L'iniziativa nasce dall'esperienza del Comprensivo di Cortemaggiore (guidato da Maria Antonietta Stellati) attraverso il progetto "Concittadini" realizzato e coordinato dalla scuola primaria di San Pietro in Cerro, con una pluriennale attività in un'innovativa didattica in sede nazionale e internazionale.

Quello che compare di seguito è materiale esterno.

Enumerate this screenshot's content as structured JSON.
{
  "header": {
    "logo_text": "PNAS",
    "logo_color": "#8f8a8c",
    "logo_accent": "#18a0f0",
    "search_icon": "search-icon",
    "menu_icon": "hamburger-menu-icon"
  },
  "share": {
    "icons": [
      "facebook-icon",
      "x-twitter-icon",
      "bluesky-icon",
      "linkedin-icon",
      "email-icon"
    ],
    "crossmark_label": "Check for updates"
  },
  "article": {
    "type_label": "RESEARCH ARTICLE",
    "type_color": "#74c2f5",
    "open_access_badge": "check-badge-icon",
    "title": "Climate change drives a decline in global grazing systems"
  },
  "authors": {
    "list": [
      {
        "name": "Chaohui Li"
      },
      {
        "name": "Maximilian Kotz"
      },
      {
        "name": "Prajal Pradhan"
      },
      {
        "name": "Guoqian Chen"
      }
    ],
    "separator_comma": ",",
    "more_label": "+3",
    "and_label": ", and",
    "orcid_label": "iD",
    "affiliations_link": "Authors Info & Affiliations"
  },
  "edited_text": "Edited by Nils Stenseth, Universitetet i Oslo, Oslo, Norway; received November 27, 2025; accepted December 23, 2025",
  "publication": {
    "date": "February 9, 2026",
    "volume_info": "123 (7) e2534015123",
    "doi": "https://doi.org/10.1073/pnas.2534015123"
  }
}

In questo ambito, l'Istituto Comprensivo si impegna nella sperimentazione della docenza di discipline storico-antropologiche, nella promozione e nell'agevolazione di molteplici attività finalizzate ad infondere negli studenti la consapevolezza e il senso della cittadinanza attiva con collegamenti in rete nazionale e internazionale attraverso forme concrete di partecipazione democratica. 
Dal canto suo, il Centro Internazionale di Didattica della Storia e del Patrimonio (DIPAST), sorto nel 2008 nel Dipartimento di Discipline Storiche ed ora centro di ricerca del Dipartimento di Scienze dell'Educazione dell'Università di Bologna, svolge attività per la formazione degli insegnanti in stretto contatto con analoghe entità nazionali, europee e mondiali e promuove e realizza iniziative di diffusione della conoscenza storica tese a far acquisire facoltà di scelta, autonomia e responsabilità. 

Grazie all'accordo, il Comprensivo di Cortemaggiore e il Centro Internazionale di Didattica della Storia e del Patrimonio - concordando sui presupposti - promuoveranno progetti didattici di elevata qualità volti a:

- costruire e sperimentare un curricolo di area storica e antropologica finalizzato a definire l’organizzazione sociale, l’idea di comunità, di Stato e l’educazione alla cittadinanza attiva;
- definire gli indicatori per la valutazione delle competenze di cittadinanza;
- favorire le attività formative che mirano all’apprendimento della storia e alla conoscenza del patrimonio quali fondamenti dell’educazione alla cittadinanza attiva e alla consapevolezza dei diritti e dei doveri compendiati dalla Costituzione italiana e dalle normative europee; 
- promuovere in concorso con istituzioni locali, regionali, nazionali e internazionali manifestazioni, convegni, seminari e qualsiasi iniziativa scientifica atta alla diffusione delle metodologie più efficaci per promuovere la conoscenza della storia e del patrimonio e l’educazione alla cittadinanza;
- proporre l’accoglienza di tirocinanti del Corso di Laurea magistrale in Scienze della Formazione Primaria e raccogliere l’esperienza decennale della rete di scuole costruita dalla Scuola Primaria di San Pietro in Cerro  in progetti di tesi di laurea;
- incentivare le occasioni e le forme di dialogo e collaborazione tra la rete di scuole di cui l’Istituto Comprensivo di Cortemaggiore si fa promotore già da diversi anni attraverso il Progetto Concittadini con  gli enti e le sedi deputate alla raccolta, alla conservazione e alla salvaguardia del patrimonio (archivi, biblioteche, centri documentali, musei, pinacoteche).

 L’accordo con il Centro DiPaSt - Dipartimento di Scienze dell’Educazione «Giovanni Maria Bertin» Alma Mater Studiorum - Università di Bologna viene sottoscritto dal Professor Rolando Dondarini e prof.ssa Beatrice Borghi insieme alla Dirigente dott.ssa  Antonietta Stellati .

La convenzione diventa subito operativa con un importante incontro di formazione per tutti i docenti dell’Istituto sul tema “ Le radici del presente” gestito proprio dai Professori Dondarini e Borghi.